Mi sono ovviamente perso alcuni concetti per strada e ne approfitto quindi per alcune aggiunte a posteriori: l’argomento è di quelli che causa l’orticaria a chi produce, commercia o vende quel grande caleidoscopio di merci poste sotto l’insegna generica dei “prodotti naturali” e la comparsa di questi richiami da parte del ministero preposto provoca invariabilmente l’immediata invocazione del complotto pro o contro una determinata categoria. Come viene fatto presente nell’intervista, questa nota in realtà non dice nulla che non sia già scritto più o meno implicitamente in tutte le confezioni di integratori attualmente in vendita e pertanto non sposta di una virgola lo stato delle cose. Piuttosto, ritengo sia una specie di richiamo al buon senso dei consumatori, spesso abbagliati come cervi nella notte da fanali pubblicitari e di promozione che vanno ben oltre il razionalmente sensato ed assai attivi nell’illuminare come curativi prodotti ed ingredienti che in realtà non rappresentano molto più di un bisogno indotto (che poi a cadere nella trappola più tipica della società dei consumi siano persone proattive nella ricerca di un'”alternativa” terapeutica e di lifestyle è un fenomeno su cui sarebbe bene riflettere). La cosa può non piacere agli operatori del settore, ma molta della mercanzia proposta è più bisogno di vendita che necessità di curare/intervenire/mantenere in salute meglio di come non farebbe una buona alimentazione. Altro richiamo al buonsenso è quello relativo all’uso nei bambini: credo che nessun genitore sensato somministrerebbe un prodotto naturale come un caffè espresso ad un lattante di pochi mesi ed allo stesso tempo è scontato che nessuna gestante dovrebbe pasteggiare a prosciutto e grappa a volontà. Analoghe precauzioni possono essere opportune anche nel caso di altri alimenti come gli integratori e l’educazione del consumatore credo sia doverosa da parte di un organismo statale.

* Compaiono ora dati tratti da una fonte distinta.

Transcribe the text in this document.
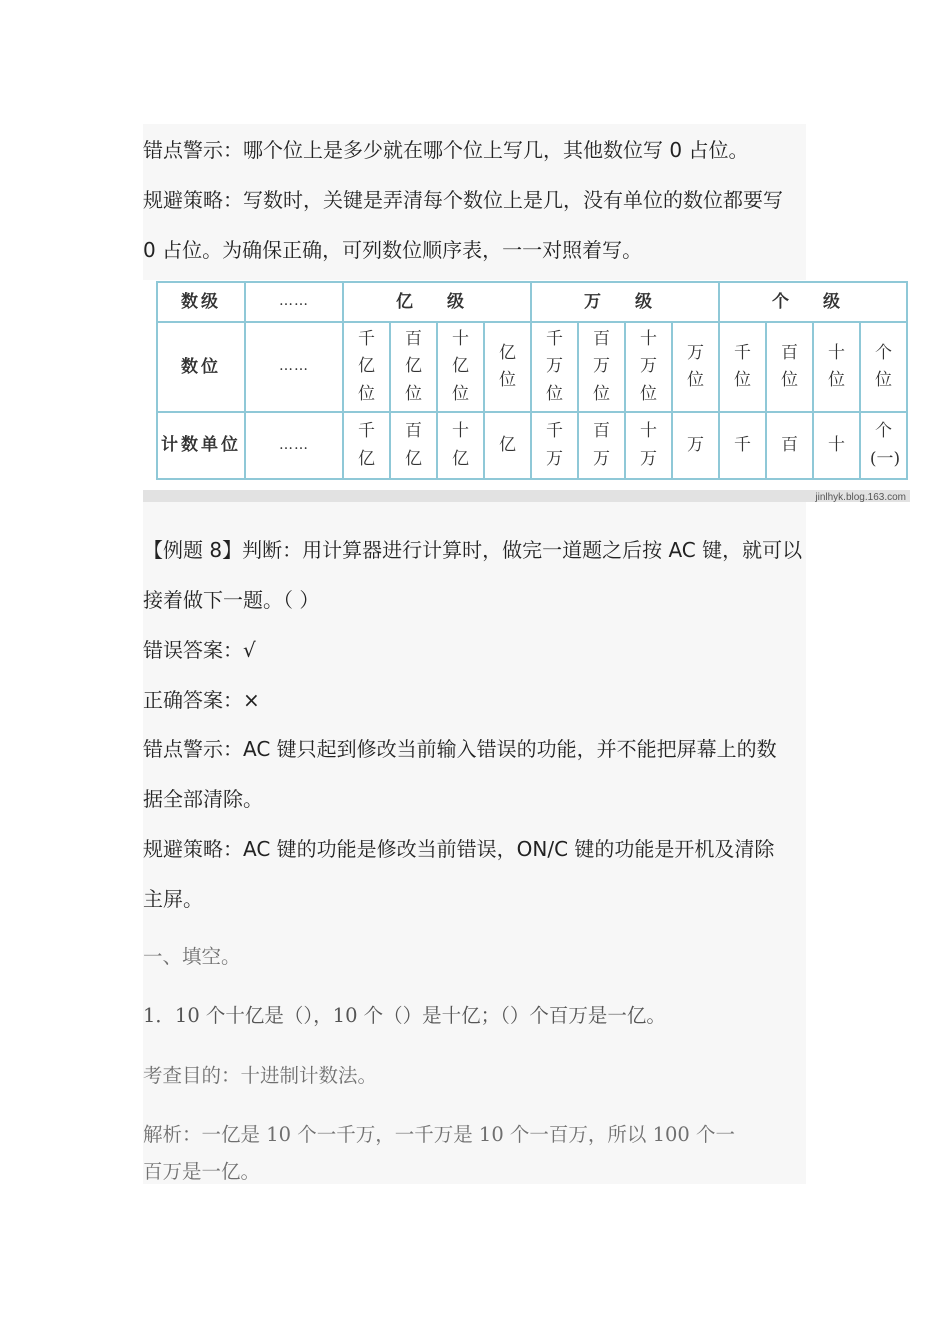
错点警示：哪个位上是多少就在哪个位上写几，其他数位写 0 占位。

规避策略：写数时，关键是弄清每个数位上是几，没有单位的数位都要写

0 占位。为确保正确，可列数位顺序表，一一对照着写。

数级	……	亿 级				万 级				个 级			
数位	……	千亿位	百亿位	十亿位	亿位	千万位	百万位	十万位	万位	千位	百位	十位	个位
计数单位	……	千亿	百亿	十亿	亿	千万	百万	十万	万	千	百	十	个(一)
jinlhyk.blog.163.com

【例题 8】判断：用计算器进行计算时，做完一道题之后按 AC 键，就可以

接着做下一题。（ ）

错误答案：√

正确答案：×

错点警示：AC 键只起到修改当前输入错误的功能，并不能把屏幕上的数

据全部清除。

规避策略：AC 键的功能是修改当前错误，ON/C 键的功能是开机及清除

主屏。

一、填空。

1．10 个十亿是（），10 个（）是十亿；（）个百万是一亿。

考查目的：十进制计数法。

解析：一亿是 10 个一千万，一千万是 10 个一百万，所以 100 个一

百万是一亿。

D’altro canto però il ministero stesso autorizza la vendita di questi prodotti anche sugli scafali della GDO senza il filtro dell’erborista o del farmacista e questo -note e richiami o meno- rappresenta per il consumatore una specie tana libera per tutti, un messaggio implicito di libero consumo senza limiti che si traduce anche in un più facile inciampo in eccessi e storture d’impiego.

Un’ultima nota sull’accenno che faccio alla formazione della professione medica. Mi capita spesso di frequentare ambulatori e poliambulatori in queste settimane (tutto bene, grazie) ed è impressionante la varietà di integratori alimentari lasciati e promossi dagli informatori. Ho la “fortuna” di poterne leggere gli ingredienti e le posologie e resto impressionato nel vedere quanto lo specialista di turno li consigli utilizzando esclusivamente le indicazioni del produttore, a prescindere dal fatto dubbio che le posologie di un medesimo principio attivo possano variare tra 40 e 600 mg per la medesima prescrizione o senza essere aggiornato su quali principi attivi (i policosanoli ad esempio), abbiano fallito qualunque dimostrazione reale di efficacia. In questo senso non solo un filtro a maglie molto strette come quello proposto da EFSA ma anche una maggiore aggiornamento della classe medica non sarebbero cosa malvagia, nell’ottica dei consumatori.